Members of the Landtag of Hesse
- Incumbent
- Assumed office Since October 2017
- Preceded by: Kai Klose

Personal details
- Born: Kaya Kinkel 1987 (age 38–39) Viernheim, Germany
- Party: Alliance 90/The Greens

= Kaya Kinkel =

German politician from Alliance 90/The Greens

Kaya Kinkel (born 22 August 1987 in Viernheim) is a German politician from Alliance 90/The Greens. She has been a member of the Hesse State Parliament since 2017.

== Life ==
Kaya Kinkel finished her high school diploma in Rotenburg an der Fulda. She studied Media Business at the Technischen Universität Ilmenau as Bachelor and then moved to University of Kassel, where she graduated with a master's degree in "Sustainable Management". She worked for municipality of Kassel city after graduation.

== Politics ==
Kinkel is a member of Alliance 90/The Greens and the leader of her party's parliamentary group in the district council of Hersfeld-Rotenburg.

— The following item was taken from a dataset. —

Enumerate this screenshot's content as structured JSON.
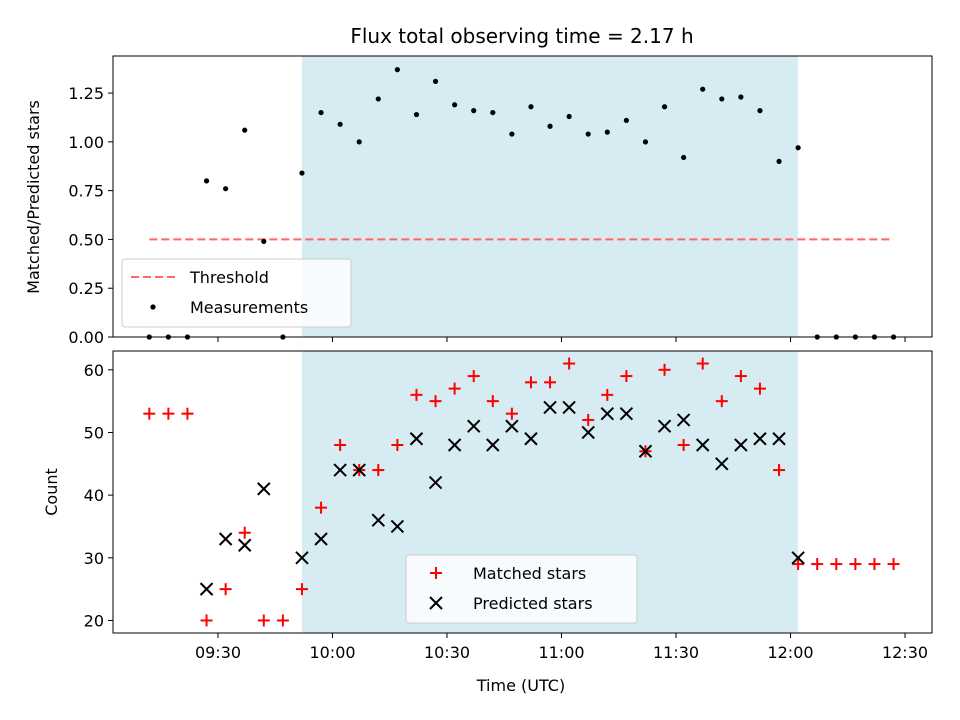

Kinkel replaced Kai Klose, who had resigned, in the Hesse state parliament on October 1, 2017. In the 2018 Hessian state election she ran as a candidate in the Hersfeld constituency and entered the parliament again via the state list of her party. In the state parliament, she is a member of the Committee on Economy, Energy, Transport and Housing. In December 2022, the members of Alliance 90/The Greens elected Kaya Kinkel as a candidate for the constituency 11 Hersfeld for the next state elections in 2023.